A cleft sentence is a complex sentence that expresses a simple sentence by way of a main clause and a subordinate clause. Sure, that's a nice, highfalutin definition, but what does it all mean? A simple example can perhaps clear up the meaning. Consider this simple sentence:
Lex Luthor attacked Superman.
This is a normal answer to the question, Who attacked Superman? But perhaps someone didn't hear you clearly and asked, "Did you say that Lex Luthor attacked a Sumerian?" You might want to answer with a cleft sentence to place the emphasis on the information in question — that is, Lex's intended victim. That cleft sentence would look like this:
No. It was Superman whom Lex Luthor attacked.
This cleft sentence expresses the same information in the original simple sentence — Lex Luthor attacked Superman. — by way of a main clause, It was Superman . . . , and a subordinate clause,
. . . whom Lex Luthor attacked, but places the most important piece of information closer to the beginning of the sentence.

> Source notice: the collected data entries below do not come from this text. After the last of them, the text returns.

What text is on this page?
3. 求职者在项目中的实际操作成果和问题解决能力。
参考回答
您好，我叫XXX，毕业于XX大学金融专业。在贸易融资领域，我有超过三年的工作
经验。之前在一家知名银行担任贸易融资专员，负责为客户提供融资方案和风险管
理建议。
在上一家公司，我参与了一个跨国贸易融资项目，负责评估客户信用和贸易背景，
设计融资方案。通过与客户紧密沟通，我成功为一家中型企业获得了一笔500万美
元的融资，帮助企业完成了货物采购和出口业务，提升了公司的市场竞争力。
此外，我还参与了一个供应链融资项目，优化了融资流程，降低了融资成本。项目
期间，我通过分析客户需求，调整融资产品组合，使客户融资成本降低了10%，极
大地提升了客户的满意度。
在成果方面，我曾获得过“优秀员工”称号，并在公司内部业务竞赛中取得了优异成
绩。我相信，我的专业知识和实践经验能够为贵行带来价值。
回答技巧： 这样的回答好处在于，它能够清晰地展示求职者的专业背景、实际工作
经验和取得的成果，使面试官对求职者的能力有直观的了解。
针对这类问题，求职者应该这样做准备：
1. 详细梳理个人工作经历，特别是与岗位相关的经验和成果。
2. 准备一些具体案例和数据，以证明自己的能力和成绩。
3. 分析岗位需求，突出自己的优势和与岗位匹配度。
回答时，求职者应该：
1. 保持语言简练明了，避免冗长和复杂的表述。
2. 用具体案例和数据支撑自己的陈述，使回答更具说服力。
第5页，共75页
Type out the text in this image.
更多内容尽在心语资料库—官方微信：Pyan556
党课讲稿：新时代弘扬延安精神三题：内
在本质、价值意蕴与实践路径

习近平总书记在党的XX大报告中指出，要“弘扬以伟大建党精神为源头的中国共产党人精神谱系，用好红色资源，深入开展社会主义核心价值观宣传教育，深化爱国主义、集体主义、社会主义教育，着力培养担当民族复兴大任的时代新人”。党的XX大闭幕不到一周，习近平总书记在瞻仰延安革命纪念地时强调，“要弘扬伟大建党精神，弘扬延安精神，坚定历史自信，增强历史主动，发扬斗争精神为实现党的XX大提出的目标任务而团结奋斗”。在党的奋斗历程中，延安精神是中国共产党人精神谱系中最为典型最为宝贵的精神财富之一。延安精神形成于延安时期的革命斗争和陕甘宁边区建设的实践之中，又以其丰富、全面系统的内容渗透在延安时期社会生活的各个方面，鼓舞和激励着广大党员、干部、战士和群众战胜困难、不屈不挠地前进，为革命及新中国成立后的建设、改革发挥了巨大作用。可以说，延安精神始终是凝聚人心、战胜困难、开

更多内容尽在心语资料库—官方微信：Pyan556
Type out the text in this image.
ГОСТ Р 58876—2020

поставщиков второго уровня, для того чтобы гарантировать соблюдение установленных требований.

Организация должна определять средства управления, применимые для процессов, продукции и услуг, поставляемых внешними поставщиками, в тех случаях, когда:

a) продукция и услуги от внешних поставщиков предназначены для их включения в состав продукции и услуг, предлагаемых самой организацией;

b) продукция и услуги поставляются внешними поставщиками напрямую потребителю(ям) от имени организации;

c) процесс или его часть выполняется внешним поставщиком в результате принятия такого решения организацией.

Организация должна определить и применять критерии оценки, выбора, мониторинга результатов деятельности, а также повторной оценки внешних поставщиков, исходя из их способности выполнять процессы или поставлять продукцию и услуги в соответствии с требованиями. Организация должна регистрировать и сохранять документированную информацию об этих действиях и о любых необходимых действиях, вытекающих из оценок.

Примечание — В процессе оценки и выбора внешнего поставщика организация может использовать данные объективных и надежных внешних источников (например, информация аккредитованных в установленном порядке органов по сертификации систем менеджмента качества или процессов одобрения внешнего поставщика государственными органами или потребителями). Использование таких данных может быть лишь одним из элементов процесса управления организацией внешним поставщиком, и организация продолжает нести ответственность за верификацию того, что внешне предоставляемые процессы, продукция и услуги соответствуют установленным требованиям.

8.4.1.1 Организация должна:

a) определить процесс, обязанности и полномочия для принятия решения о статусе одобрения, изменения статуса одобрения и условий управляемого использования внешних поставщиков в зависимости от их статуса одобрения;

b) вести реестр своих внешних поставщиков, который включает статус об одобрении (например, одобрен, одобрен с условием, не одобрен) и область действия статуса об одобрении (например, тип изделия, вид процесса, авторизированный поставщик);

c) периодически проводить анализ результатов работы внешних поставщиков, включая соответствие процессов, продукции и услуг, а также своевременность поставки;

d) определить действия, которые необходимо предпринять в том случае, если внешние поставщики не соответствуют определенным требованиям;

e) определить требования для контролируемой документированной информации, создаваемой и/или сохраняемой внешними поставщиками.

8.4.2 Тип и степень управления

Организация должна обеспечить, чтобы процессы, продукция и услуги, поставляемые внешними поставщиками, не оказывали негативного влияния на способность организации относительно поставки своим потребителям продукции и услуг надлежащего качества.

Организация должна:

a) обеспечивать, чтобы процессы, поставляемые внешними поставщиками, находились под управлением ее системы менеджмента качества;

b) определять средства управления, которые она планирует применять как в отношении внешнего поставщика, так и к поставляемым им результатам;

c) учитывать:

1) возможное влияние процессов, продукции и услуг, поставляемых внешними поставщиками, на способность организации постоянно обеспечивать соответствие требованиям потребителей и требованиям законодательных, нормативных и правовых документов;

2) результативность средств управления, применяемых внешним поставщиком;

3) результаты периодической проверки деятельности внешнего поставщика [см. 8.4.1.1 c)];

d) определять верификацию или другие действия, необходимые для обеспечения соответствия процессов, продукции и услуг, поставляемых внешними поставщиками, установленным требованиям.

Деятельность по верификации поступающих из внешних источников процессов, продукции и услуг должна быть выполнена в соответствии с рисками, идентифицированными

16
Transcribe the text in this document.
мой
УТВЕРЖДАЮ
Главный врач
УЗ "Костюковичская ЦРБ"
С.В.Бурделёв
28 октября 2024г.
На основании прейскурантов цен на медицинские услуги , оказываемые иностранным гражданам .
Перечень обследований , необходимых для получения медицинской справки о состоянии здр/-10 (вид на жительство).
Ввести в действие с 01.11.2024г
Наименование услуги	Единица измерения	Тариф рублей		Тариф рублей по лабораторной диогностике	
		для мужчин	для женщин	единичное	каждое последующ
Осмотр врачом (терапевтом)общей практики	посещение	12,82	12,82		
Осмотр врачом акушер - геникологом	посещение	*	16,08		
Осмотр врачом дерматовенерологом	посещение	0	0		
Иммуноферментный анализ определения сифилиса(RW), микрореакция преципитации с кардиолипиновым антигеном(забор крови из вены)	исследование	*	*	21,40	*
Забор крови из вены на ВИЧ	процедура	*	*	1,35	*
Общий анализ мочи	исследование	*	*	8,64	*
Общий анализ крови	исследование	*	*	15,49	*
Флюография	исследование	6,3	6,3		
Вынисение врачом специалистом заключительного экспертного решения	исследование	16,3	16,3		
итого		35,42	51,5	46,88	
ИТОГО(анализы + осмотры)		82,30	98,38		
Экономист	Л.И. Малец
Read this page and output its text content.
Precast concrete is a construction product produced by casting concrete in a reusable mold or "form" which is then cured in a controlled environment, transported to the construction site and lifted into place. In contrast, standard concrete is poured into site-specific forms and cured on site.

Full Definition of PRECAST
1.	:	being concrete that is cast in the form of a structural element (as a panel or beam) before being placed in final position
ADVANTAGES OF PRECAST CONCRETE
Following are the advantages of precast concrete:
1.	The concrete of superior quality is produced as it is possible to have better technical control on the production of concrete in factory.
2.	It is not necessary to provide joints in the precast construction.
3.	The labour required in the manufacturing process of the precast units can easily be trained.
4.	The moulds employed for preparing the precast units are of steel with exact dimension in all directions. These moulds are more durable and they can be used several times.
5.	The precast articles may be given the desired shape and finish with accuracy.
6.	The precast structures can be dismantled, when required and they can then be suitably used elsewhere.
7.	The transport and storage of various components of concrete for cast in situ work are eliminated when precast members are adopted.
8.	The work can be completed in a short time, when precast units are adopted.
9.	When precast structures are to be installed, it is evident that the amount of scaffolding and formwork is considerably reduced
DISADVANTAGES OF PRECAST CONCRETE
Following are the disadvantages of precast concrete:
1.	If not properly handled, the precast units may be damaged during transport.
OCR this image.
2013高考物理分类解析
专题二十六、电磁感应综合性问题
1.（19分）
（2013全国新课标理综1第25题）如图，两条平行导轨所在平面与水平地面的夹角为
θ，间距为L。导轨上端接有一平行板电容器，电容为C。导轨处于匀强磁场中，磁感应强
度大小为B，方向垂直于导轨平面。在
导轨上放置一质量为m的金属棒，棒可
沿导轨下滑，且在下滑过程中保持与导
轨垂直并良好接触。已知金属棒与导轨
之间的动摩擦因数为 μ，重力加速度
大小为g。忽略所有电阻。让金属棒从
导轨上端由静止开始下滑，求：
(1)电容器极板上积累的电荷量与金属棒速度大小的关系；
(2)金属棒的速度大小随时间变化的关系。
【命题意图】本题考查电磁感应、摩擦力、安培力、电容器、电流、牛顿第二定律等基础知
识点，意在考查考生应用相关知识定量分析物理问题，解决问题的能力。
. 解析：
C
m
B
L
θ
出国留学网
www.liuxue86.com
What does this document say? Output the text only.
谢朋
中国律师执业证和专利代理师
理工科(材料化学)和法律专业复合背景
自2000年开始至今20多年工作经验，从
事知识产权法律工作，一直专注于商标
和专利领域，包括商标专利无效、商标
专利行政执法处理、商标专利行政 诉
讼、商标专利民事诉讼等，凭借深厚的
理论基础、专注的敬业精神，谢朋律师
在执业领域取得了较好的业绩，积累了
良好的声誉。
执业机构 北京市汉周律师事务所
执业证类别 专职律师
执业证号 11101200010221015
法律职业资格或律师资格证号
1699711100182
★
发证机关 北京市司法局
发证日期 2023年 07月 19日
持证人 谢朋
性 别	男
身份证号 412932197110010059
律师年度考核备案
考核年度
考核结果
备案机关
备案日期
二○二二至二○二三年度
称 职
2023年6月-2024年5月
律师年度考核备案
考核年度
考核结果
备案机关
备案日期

Related to the cleft sentence is the pseudo-cleft sentence, in which the subordinate clause is a relative clause that begins with an interrogative word — who, what, where, and so on — at the beginning. Here's an example:
What Lex Luthor threw at Superman was kryptonite.
If you switch the order of the main clause and relative clause in a pseudo-cleft sentence, you get an inverted pseudo-cleft sentence:
Kryptonite is what Lex Luthor threw at Superman.
Both of the above examples are complex sentences that express the same information that's in the simple sentence, Lex Luthor threw kryptonite at Superman.
Cleft, pseudo-cleft, and inverted pseudo-cleft sentences serve to shift the focus of the sentence to its most important element. This shift is more evident during speech because one naturally emphasizes the word or words that are the most important bits of information.